Mercy is really another name for God’s Covenant Love.  At the end of the Old Testament, Zachary, the father of John the Baptist, prayed “Blessed be the Lord, the God of Israel.  He promised to show mercy to our fathers and to remember His Holy Covenant.”  A short time later Mary, the Mother of God, would pray “My soul proclaims the greatness of the Lord…  Holy is His Name…  He has mercy on those who fear Him in every generation…  He has remembered His promise of mercy, the promise He made to our fathers, to Abraham and his children forever.”

 

Mercy has become living and visible in Jesus of Nazareth, conceived by the Holy Spirit and born of the Virgin Mary.  Mary was filled with God’s Presence from the first moment of her existence.  She was filled with the Holy Spirit, filled with God’s Love and Mercy, and so she had the face of mercy, the heart of mercy, the eyes of mercy as she looks upon her children, the ears of mercy as she hears and answers our prayers, and the lips of mercy as she prays in the Magnificat… God’s mercy endures for all generations.

 

A few months after being named Pope, at World Youth Day in Rio de Janeiro, Pope Francis said that “This is a Time of Mercy.”  He said, “The Church shows her maternal side, her motherly face, to a humanity that is so badly wounded.  St.
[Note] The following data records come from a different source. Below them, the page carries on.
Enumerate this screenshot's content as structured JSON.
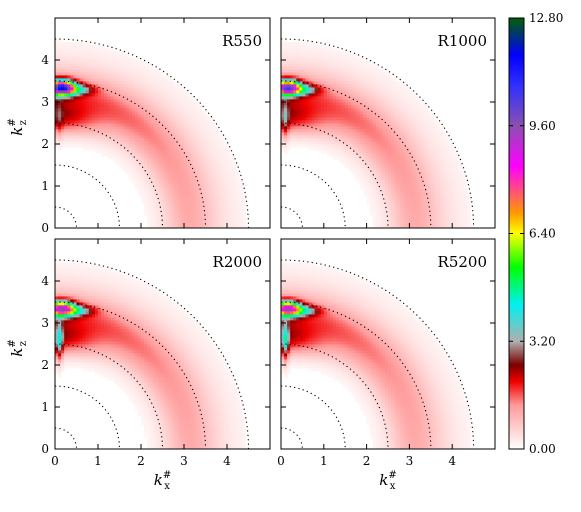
{
  "chart_data": [
    {
      "type": "heatmap",
      "title": "R550",
      "xlabel": "",
      "ylabel": "k_z^#",
      "xlim": [
        0,
        5
      ],
      "ylim": [
        0,
        5
      ],
      "xticks": [],
      "yticks": [
        "0",
        "1",
        "2",
        "3",
        "4"
      ],
      "peak": {
        "kx": 0.15,
        "kz": 3.35,
        "value": 12.3
      },
      "dotted_circle_radii": [
        0.5,
        1.5,
        2.5,
        3.5,
        4.5
      ]
    },
    {
      "type": "heatmap",
      "title": "R1000",
      "xlabel": "",
      "ylabel": "",
      "xlim": [
        0,
        5
      ],
      "ylim": [
        0,
        5
      ],
      "xticks": [],
      "yticks": [],
      "peak": {
        "kx": 0.15,
        "kz": 3.35,
        "value": 11.0
      },
      "dotted_circle_radii": [
        0.5,
        1.5,
        2.5,
        3.5,
        4.5
      ]
    },
    {
      "type": "heatmap",
      "title": "R2000",
      "xlabel": "k_x^#",
      "ylabel": "k_z^#",
      "xlim": [
        0,
        5
      ],
      "ylim": [
        0,
        5
      ],
      "xticks": [
        "0",
        "1",
        "2",
        "3",
        "4"
      ],
      "yticks": [
        "0",
        "1",
        "2",
        "3",
        "4"
      ],
      "peak": {
        "kx": 0.15,
        "kz": 3.35,
        "value": 10.0
      },
      "dotted_circle_radii": [
        0.5,
        1.5,
        2.5,
        3.5,
        4.5
      ]
    },
    {
      "type": "heatmap",
      "title": "R5200",
      "xlabel": "k_x^#",
      "ylabel": "",
      "xlim": [
        0,
        5
      ],
      "ylim": [
        0,
        5
      ],
      "xticks": [
        "0",
        "1",
        "2",
        "3",
        "4"
      ],
      "yticks": [],
      "peak": {
        "kx": 0.15,
        "kz": 3.35,
        "value": 9.8
      },
      "dotted_circle_radii": [
        0.5,
        1.5,
        2.5,
        3.5,
        4.5
      ]
    }
  ],
  "colorbar": {
    "min": 0,
    "max": 12.8,
    "tick_labels": [
      "0.00",
      "3.20",
      "6.40",
      "9.60",
      "12.80"
    ],
    "stops": [
      {
        "v": 0.0,
        "color": "#ffffff"
      },
      {
        "v": 1.3,
        "color": "#ff9a9a"
      },
      {
        "v": 2.0,
        "color": "#f00000"
      },
      {
        "v": 2.5,
        "color": "#7a0000"
      },
      {
        "v": 3.2,
        "color": "#b0b0b0"
      },
      {
        "v": 4.3,
        "color": "#00f0f0"
      },
      {
        "v": 5.4,
        "color": "#00ff00"
      },
      {
        "v": 6.4,
        "color": "#ffff00"
      },
      {
        "v": 7.0,
        "color": "#ff9a00"
      },
      {
        "v": 8.4,
        "color": "#ff00ff"
      },
      {
        "v": 9.6,
        "color": "#8a50b0"
      },
      {
        "v": 10.8,
        "color": "#3030ff"
      },
      {
        "v": 11.7,
        "color": "#0000ff"
      },
      {
        "v": 12.8,
        "color": "#006000"
      }
    ]
  }
}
John XXIII, solemnly opening the II Vatican Council, said that the Church prefers to use the medicine of mercy, rather than the rigors of laws, and Blessed Paul VI said that his spiritual life was based on St. Augustine’s teaching on poverty and mercy by saying “My Poverty and God’s Mercy.”

 

St. John Paul II wrote the encyclical Dives in Misericordia “Rich in Mercy”, canonized St. Faustina, and instituted the Feast of Divine Mercy.  And our Pope Emeritus, Benedict XVI, wrote “Mercy is the core of the Gospel message.  It is the name of God Himself, the face with which He revealed Himself in the Old Testament and fully in Jesus Christ.”  This love of mercy also illuminates the Face of the Church and is manifested in the Sacraments… and the works of charity, which we call the Works of Mercy – Corporal and Spiritual – everything that the Church says and does shows that God has mercy for man.”

 

Mary had the Face of God, the Face of Her Creator, the Face of the Holy Spirit, with which she was filled from the first moment of her existence.  Would it be too much to say that Jesus was not only the Face of His Heavenly Father, but also had the Face of His mother, Mary, the Face of Love and Mercy?  And together they would reveal and unveil the Face of God, the Face of Love and Mercy, on the Church, the Body of Christ.  And we, the Church, would be called to put on the Face of God, the Face of Jesus our Savior, and the Face of Mary our Mother, for the whole world to contemplate.

 

Archbishop Sample’s motto is to “Contemplate the Face of Jesus.”  How better for us to do this than to contemplate the Face of Jesus’ Mother, Mary, the Mother of Mercy, and become the Face of God’s Great Love and Mercy for our Church and our world in this Year of Mercy.

 

Hail, Holy Queen, Mother of Mercy… turn thine eyes of mercy toward us.

Memorare… O Mother of the Word Incarnate, despise not my petitions, but in thy mercy hear and answer me.

Fatima prayer… lead all souls to Heaven, especially those in most need of thy mercy.